The model is pretty simple, albeit a little old-fashioned as a way of providing public services. Rather than having taxpayers directly finance mail delivery, Congress has chartered a freestanding entity, the USPS, charged with the legal obligation to provide low-cost daily mail service six days a week to all Americans at a flat rate—regardless of whether it’s cost-effective to do so. In exchange, that entity has a monopoly on ordinary mail delivery. The idea is that the lucrative monopoly over delivery to metropolitan areas will generate enough revenue to cover money-losing rural services without the need for direct taxpayer subsidies. The problem is that the monopoly isn’t nearly as lucrative as it used to be—and barring some wild technological shift, it’s going to keep getting less and less lucrative.

That means that administrative fixes related to Saturday delivery or various schemes to more aggressively lay off workers or cut their pay will only kick the can down the road. Sooner or later the basic model will need a more thorough rethink.

Quite right. But here’s where he stumbles:

But absent open-ended taxpayer subsidies, postal workers are going to suffer. A monopoly on daily mail delivery is an intrinsically much less valuable thing to have in 2012 than it was in 1992, and nothing can change that. A humane approach to privatization would note that the USPS currently owns a lot of valuable assets—not only a good brand, but a massive portfolio of real estate—and that the federal government has no real need for the one-time infusion of cash that would come from selling it. That means the privatized company could be turned over to its workforce as an employee-owned firm. Workers could have a say in how to manage the transition and the ability to benefit as owners from more efficient business even as they lost as workers from the same dynamic.

Those first two sentences are indisputably accurate. The rest of it? Barmy. Outright barmy.

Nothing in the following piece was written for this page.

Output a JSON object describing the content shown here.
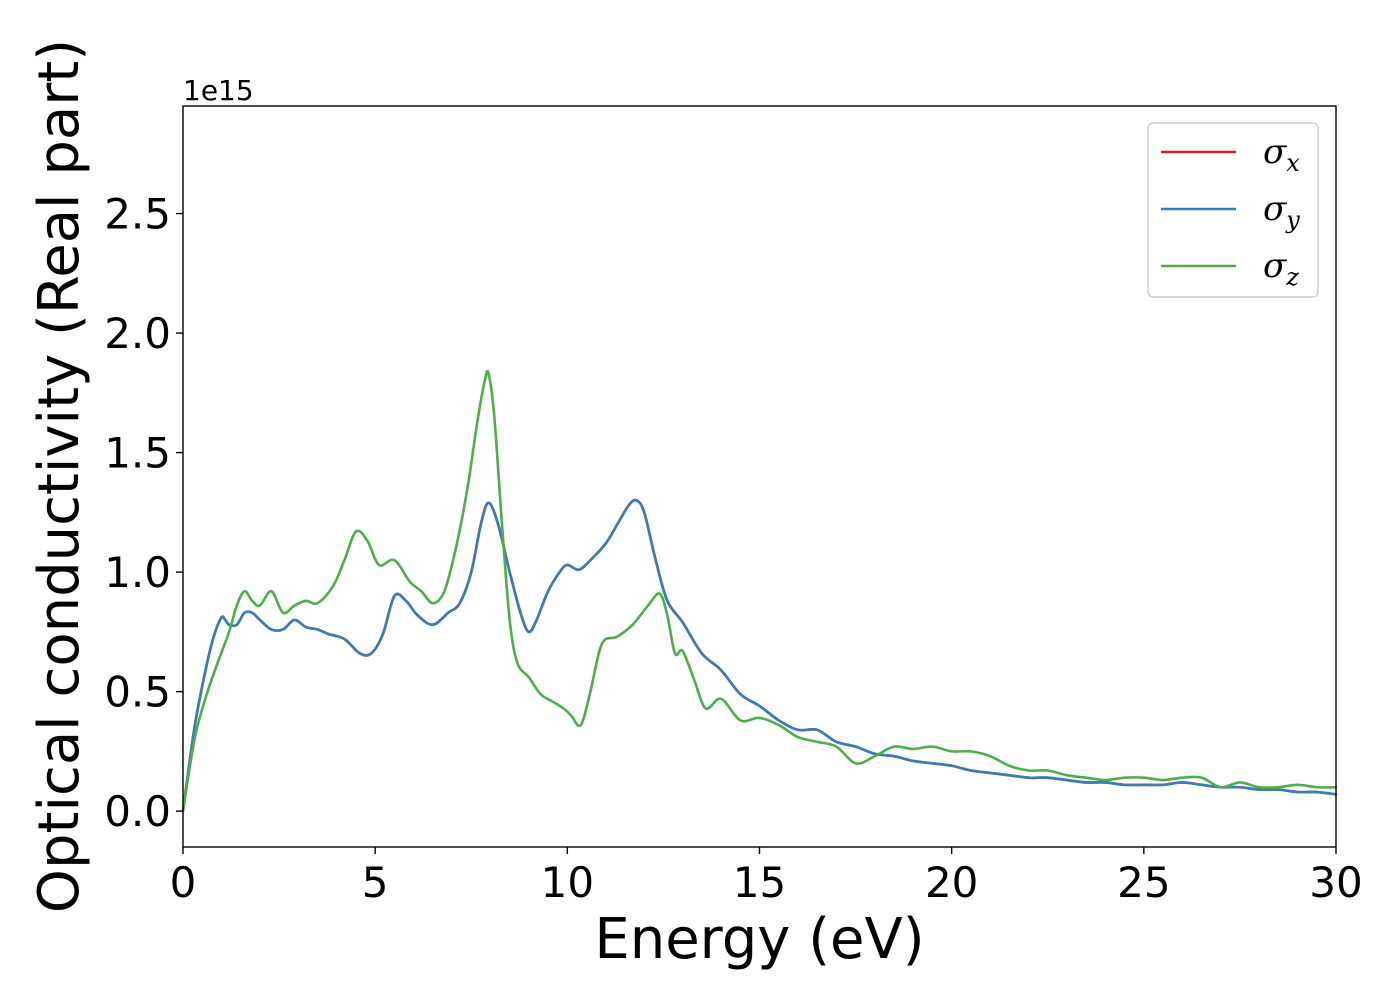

The federal government has “no need” for a “one-time infusion of cash”? The federal government is one slight downturn away from rooting through the cushions of congressional office furniture to pick up spare change! And the preferred method of privatizing the postal service is to turn it into a workers’ collective? That’ll definitely staunch the bleeding from excess union influence.

Want a better model? The answer — and it’s always a bad sign when you have to say this — is to follow Europe’s lead and embrace full-tilt privatization.

Kudos to Slate and Mr. Yglesias for at least leaning in the right direction. But the defect with this analysis — as with the Postal Service itself — is that the time for half-measures is well behind us.